The kernel has obviously improved because these bugs were fixed. But calling this "a frightening statistic" is IMHO seriously overemphasizing this: Chances are that more more critical errors were fixed in the 'ordinary' way during this period. There are also some more general conclusions to be drawn here:

the kernel (and probably "code written in C" in general) would hugely benefit from adding a proper multiway conditional to the language: For the 'large' estimate (999), the kernel source would contain 264,351 break; lines with a total size of about 1.51M bytes. That's a lot of text people wouldn't have to type.
as opposed to popular myths, the overwhelming majority of switch cases with or without break; is correct.
code review could obviously be improved as none of these missing breaks should ever have made it into the tree

Cook: Security things in Linux v5.3

Posted Nov 22, 2019 6:53 UTC (Fri) by roc (subscriber, #30627) [Link] (1 responses)

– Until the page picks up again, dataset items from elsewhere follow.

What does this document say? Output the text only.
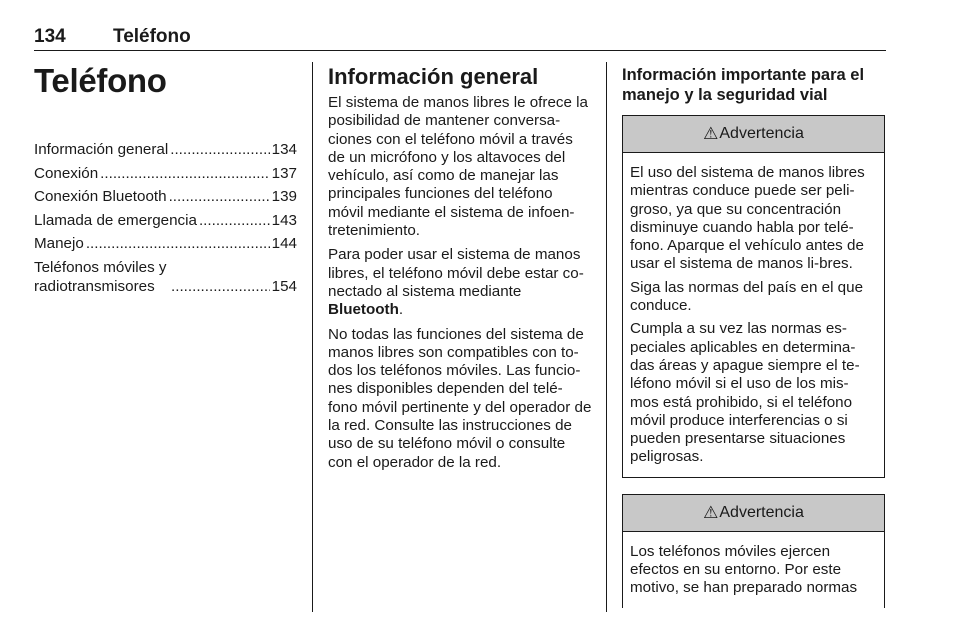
134 Teléfono
Teléfono
Información general .....	134
Conexión .....	137
Conexión Bluetooth .....	139
Llamada de emergencia .....	143
Manejo .....	144
Teléfonos móviles y radiotransmisores .....	154
Información general

El sistema de manos libres le ofrece la posibilidad de mantener conversa-ciones con el teléfono móvil a través de un micrófono y los altavoces del vehículo, así como de manejar las principales funciones del teléfono móvil mediante el sistema de infoen-tretenimiento.

Para poder usar el sistema de manos libres, el teléfono móvil debe estar co-nectado al sistema mediante Bluetooth.

No todas las funciones del sistema de manos libres son compatibles con to-dos los teléfonos móviles. Las funcio-nes disponibles dependen del telé-fono móvil pertinente y del operador de la red. Consulte las instrucciones de uso de su teléfono móvil o consulte con el operador de la red.

Información importante para el manejo y la seguridad vial
⚠ Advertencia

El uso del sistema de manos libres mientras conduce puede ser peli-groso, ya que su concentración disminuye cuando habla por telé-fono. Aparque el vehículo antes de usar el sistema de manos li-bres.

Siga las normas del país en el que conduce.

Cumpla a su vez las normas es-peciales aplicables en determina-das áreas y apague siempre el te-léfono móvil si el uso de los mis-mos está prohibido, si el teléfono móvil produce interferencias o si pueden presentarse situaciones peligrosas.

⚠ Advertencia

Los teléfonos móviles ejercen efectos en su entorno. Por este motivo, se han preparado normas
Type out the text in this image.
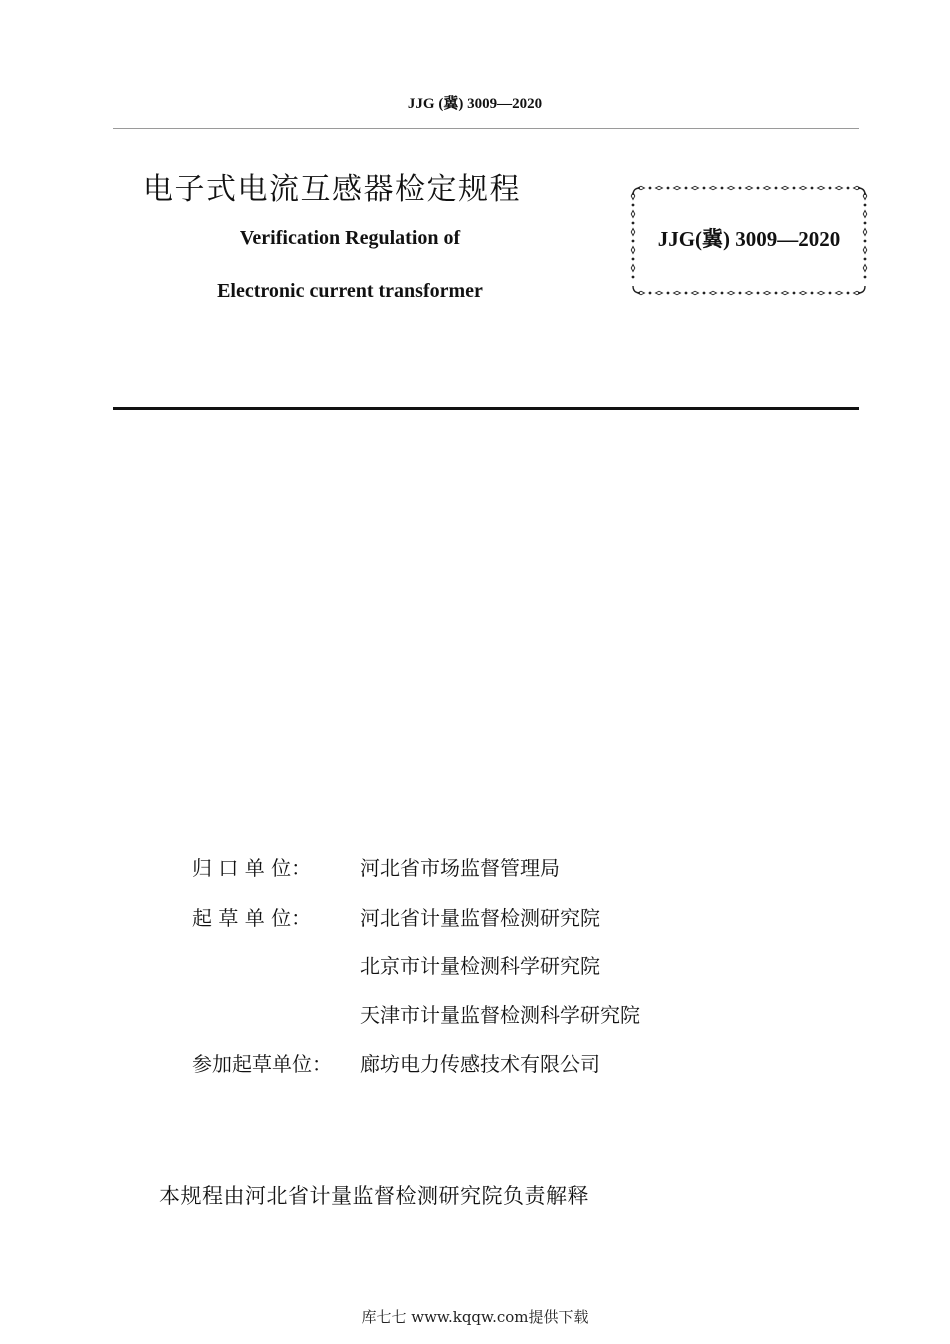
JJG (冀) 3009—2020
电子式电流互感器检定规程
Verification Regulation of
Electronic current transformer
JJG(冀) 3009—2020
归 口 单 位： 河北省市场监督管理局
起 草 单 位： 河北省计量监督检测研究院
北京市计量检测科学研究院
天津市计量监督检测科学研究院
参加起草单位： 廊坊电力传感技术有限公司
本规程由河北省计量监督检测研究院负责解释
库七七 www.kqqw.com提供下载
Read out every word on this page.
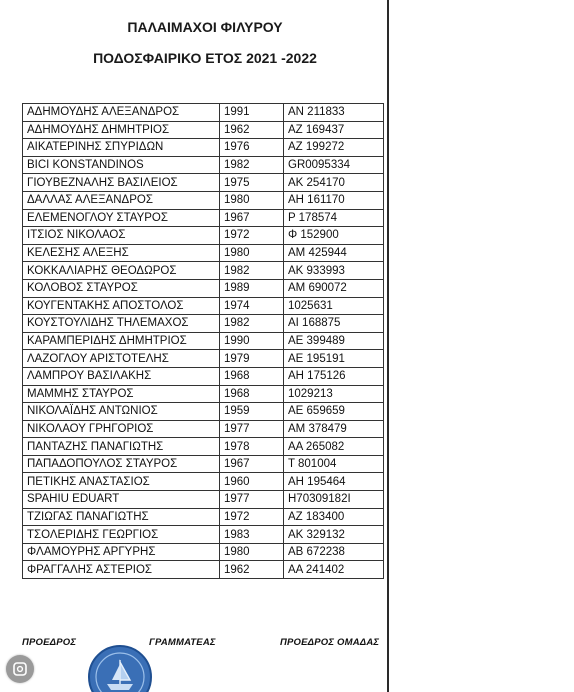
ΠΑΛΑΙΜΑΧΟΙ ΦΙΛΥΡΟΥ
ΠΟΔΟΣΦΑΙΡΙΚΟ ΕΤΟΣ 2021 -2022
ΑΔΗΜΟΥΔΗΣ ΑΛΕΞΑΝΔΡΟΣ	1991	AN 211833
ΑΔΗΜΟΥΔΗΣ ΔΗΜΗΤΡΙΟΣ	1962	ΑΖ 169437
ΑΙΚΑΤΕΡΙΝΗΣ ΣΠΥΡΙΔΩΝ	1976	ΑΖ 199272
BICI KONSTANDINOS	1982	GR0095334
ΓΙΟΥΒΕΖΝΑΛΗΣ ΒΑΣΙΛΕΙΟΣ	1975	ΑΚ 254170
ΔΑΛΛΑΣ ΑΛΕΞΑΝΔΡΟΣ	1980	ΑΗ 161170
ΕΛΕΜΕΝΟΓΛΟΥ ΣΤΑΥΡΟΣ	1967	Ρ 178574
ΙΤΣΙΟΣ ΝΙΚΟΛΑΟΣ	1972	Φ 152900
ΚΕΛΕΣΗΣ ΑΛΕΞΗΣ	1980	ΑΜ 425944
ΚΟΚΚΑΛΙΑΡΗΣ ΘΕΟΔΩΡΟΣ	1982	ΑΚ 933993
ΚΟΛΟΒΟΣ ΣΤΑΥΡΟΣ	1989	ΑΜ 690072
ΚΟΥΓΕΝΤΑΚΗΣ ΑΠΟΣΤΟΛΟΣ	1974	1025631
ΚΟΥΣΤΟΥΛΙΔΗΣ ΤΗΛΕΜΑΧΟΣ	1982	ΑΙ 168875
ΚΑΡΑΜΠΕΡΙΔΗΣ ΔΗΜΗΤΡΙΟΣ	1990	ΑΕ 399489
ΛΑΖΟΓΛΟΥ ΑΡΙΣΤΟΤΕΛΗΣ	1979	ΑΕ 195191
ΛΑΜΠΡΟΥ ΒΑΣΙΛΑΚΗΣ	1968	ΑΗ 175126
ΜΑΜΜΗΣ ΣΤΑΥΡΟΣ	1968	1029213
ΝΙΚΟΛΑΪΔΗΣ ΑΝΤΩΝΙΟΣ	1959	ΑΕ 659659
ΝΙΚΟΛΑΟΥ ΓΡΗΓΟΡΙΟΣ	1977	ΑΜ 378479
ΠΑΝΤΑΖΗΣ ΠΑΝΑΓΙΩΤΗΣ	1978	ΑΑ 265082
ΠΑΠΑΔΟΠΟΥΛΟΣ ΣΤΑΥΡΟΣ	1967	Τ 801004
ΠΕΤΙΚΗΣ ΑΝΑΣΤΑΣΙΟΣ	1960	ΑΗ 195464
SPAHIU EDUART	1977	H70309182I
ΤΖΙΩΓΑΣ ΠΑΝΑΓΙΩΤΗΣ	1972	ΑΖ 183400
ΤΣΟΛΕΡΙΔΗΣ ΓΕΩΡΓΙΟΣ	1983	ΑΚ 329132
ΦΛΑΜΟΥΡΗΣ ΑΡΓΥΡΗΣ	1980	ΑΒ 672238
ΦΡΑΓΓΑΛΗΣ ΑΣΤΕΡΙΟΣ	1962	ΑΑ 241402
ΠΡΟΕΔΡΟΣ	ΓΡΑΜΜΑΤΕΑΣ	ΠΡΟΕΔΡΟΣ ΟΜΑΔΑΣ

> Further, the fact that these missing breaks hadn't already been fixed strongly suggests that these were all switch-cases which were never tested, IOW, that they were essentially dead code.

"Essentially dead" is poorly defined, and I think fuzzy thinking in this area lures people into a false sense of security.

Just because path is rarely taken in real-world usage or in tests, doesn't necessarily mean it's hard for an attacker to cause that path to be taken. For example lots of error handling code is easy to trigger but won't be triggered unless someone specifically targets it.

Cook: Security things in Linux v5.3

Posted Nov 22, 2019 19:02 UTC (Fri) by rweikusat2 (subscriber, #117920) [Link]

I was writing about kernel runtime failures caused by coding errors, ie, not about security but about safety. As my statement doesn't make any sense when interpreted in the way you have chosen to interpet it, the possibility that the interpretation could be wrong should have suggested itself.